Según Salil Shetty, Secretario General de Amnistía Internacional, “el gobierno retrasó la evacuación de personas de las zonas afectadas, dio consejos contradictorios sobre los niveles aceptables de radiación en las zonas donde se encontraban escuelas, fracasó en compartir información con expertos que podrían haber ayudado a evaluar la gravedad de la situación en el momento oportuno. En pocas palabras, la respuesta del gobierno no le dio prioridad a la seguridad y bienestar de las personas en el área.”

“Un elemento clave de la libertad de expresión es el derecho a recabar información. Los gobiernos deben garantizar que la información precisa sea oportuna y esté disponible para las personas a las que gobiernan, puesto que el acceso a información fidedigna y oportuna es crucial para que las personas que luchan por sobrevivir en las secuelas de un desastre natural puedan tomar decisiones informadas sobre la mejor manera de proceder. En lugar de ello, las personas en la zona que estaban sufriendo de la conmoción del terremoto y la devastación del tsunami se vieron en mayor riesgo por la incapacidad del gobierno de actuar con rapidez y basándose en la mejor información disponible para proteger la salud y el bienestar de la gente.”

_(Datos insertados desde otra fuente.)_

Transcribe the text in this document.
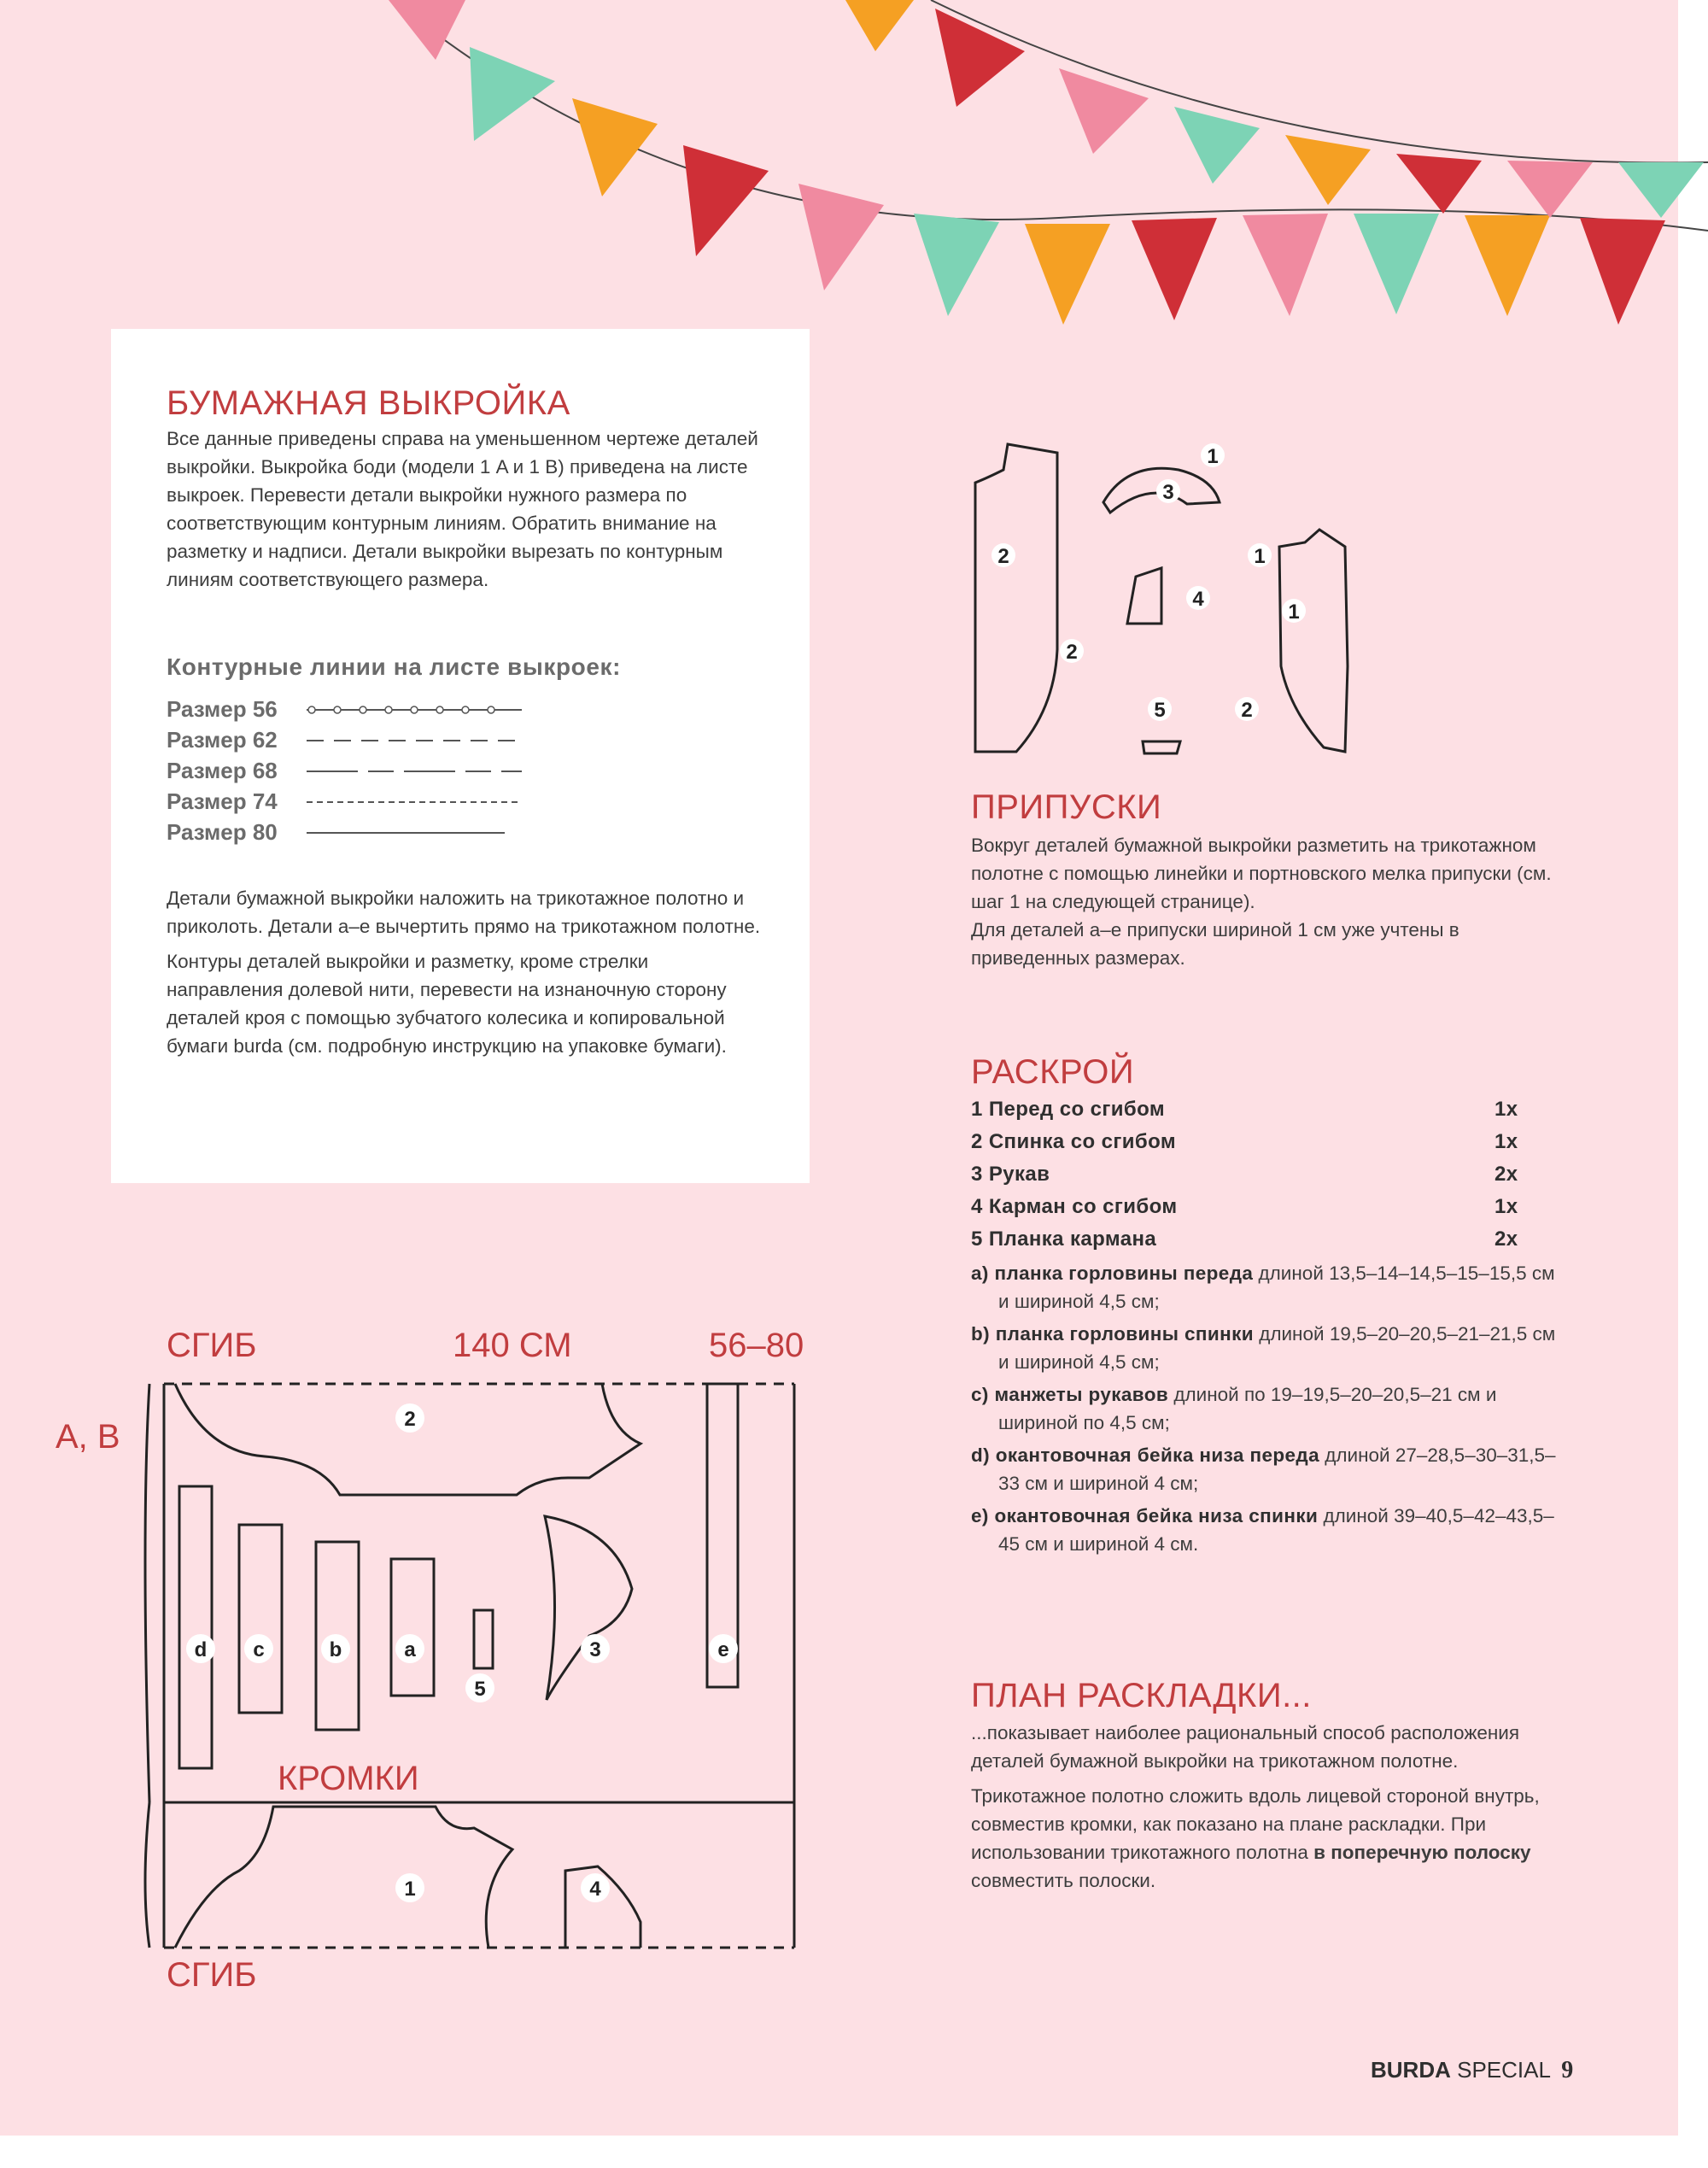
БУМАЖНАЯ ВЫКРОЙКА
Все данные приведены справа на уменьшенном чертеже деталей выкройки. Выкройка боди (модели 1 A и 1 B) приведена на листе выкроек. Перевести детали выкройки нужного размера по соответствующим контурным линиям. Обратить внимание на разметку и надписи. Детали выкройки вырезать по контурным линиям соответствующего размера.
Контурные линии на листе выкроек:
Размер 56
Размер 62
Размер 68
Размер 74
Размер 80

Детали бумажной выкройки наложить на трикотажное полотно и приколоть. Детали a–e вычертить прямо на трикотажном полотне.

Контуры деталей выкройки и разметку, кроме стрелки направления долевой нити, перевести на изнаночную сторону деталей кроя с помощью зубчатого колесика и копировальной бумаги burda (см. подробную инструкцию на упаковке бумаги).

1
3
2
4
2
1
1
5	2
ПРИПУСКИ

Вокруг деталей бумажной выкройки разметить на трикотажном полотне с помощью линейки и портновского мелка припуски (см. шаг 1 на следующей странице).

Для деталей a–e припуски шириной 1 см уже учтены в приведенных размерах.

РАСКРОЙ
1 Перед со сгибом	1x
2 Спинка со сгибом	1x
3 Рукав	2x
4 Карман со сгибом	1x
5 Планка кармана	2x
a) планка горловины переда длиной 13,5–14–14,5–15–15,5 см и шириной 4,5 см;
b) планка горловины спинки длиной 19,5–20–20,5–21–21,5 см и шириной 4,5 см;
c) манжеты рукавов длиной по 19–19,5–20–20,5–21 см и шириной по 4,5 см;
d) окантовочная бейка низа переда длиной 27–28,5–30–31,5–33 см и шириной 4 см;
e) окантовочная бейка низа спинки длиной 39–40,5–42–43,5–45 см и шириной 4 см.
ПЛАН РАСКЛАДКИ...

...показывает наиболее рациональный способ расположения деталей бумажной выкройки на трикотажном полотне.

Трикотажное полотно сложить вдоль лицевой стороной внутрь, совместив кромки, как показано на плане раскладки. При использовании трикотажного полотна в поперечную полоску совместить полоски.

СГИБ	140 СМ	56–80
A, B
КРОМКИ
СГИБ
2
d c	b	a	3	e
5
1	4
BURDA SPECIAL 9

El hecho de que los habitantes de la zona no estuvieran al corriente del peligro que corrían antes del desastre ya era una afrenta al derecho de acceso a la información. Ocultar información después del desastre fue el colmo.


El accidente nuclear de Fukushima dejó varias lecciones para toda la humanidad en cuanto al manejo de crisis y su prevención. La primera es que los estados deben asegurarse de que la supervisión de las industrias sea verdaderamente independiente y eficaz, y más en el caso de la industria nuclear, cuyos riesgos son tan altos y traspasan todas las fronteras, pero aplica a tantas otras: minera, manufacturera, etc. La segunda lección, es la de que los gobiernos deben establecer un sistema de intercambio de información en momentos de crisis que facilite la comunicación oportuna con las personas y los organismos internacionales. Por último, los gobiernos deben promover el derecho a la información y la libertad de expresión de todas las personas, así como el fortalecimiento de la sociedad civil, puesto que son las ONG y los defensores y defensoras de derechos –entre quienes se pueden encontrar no sólo los activistas sino también periodistas, representantes de comunidades, académicos, y un largo etcétera –quienes tienen la posibilidad de hacer rendir cuentas a instituciones, funcionarios y empresas, para así evitar tragedias como la de Fukushima, y tener mayores herramientas con qué afrontarlas.

Hay que escuchar las voces de advertencia de la sociedad civil. Ya Greenpeace había advertido, 10 años antes, a la Comisión Reguladora Nuclear de Estados Unidos, que debían dejársele de suministrar insumos a la central de Fukushima porque era obsoleta y peligrosa; y quién sabe cuántas otras denuncias se hubiesen formulado si la sociedad civil japonesa hubiese estado mejor informada sobre el estado de esa planta antes del desastre y si hubiese logrado que se tomasen las medidas oportunas para evitar semejante tragedia.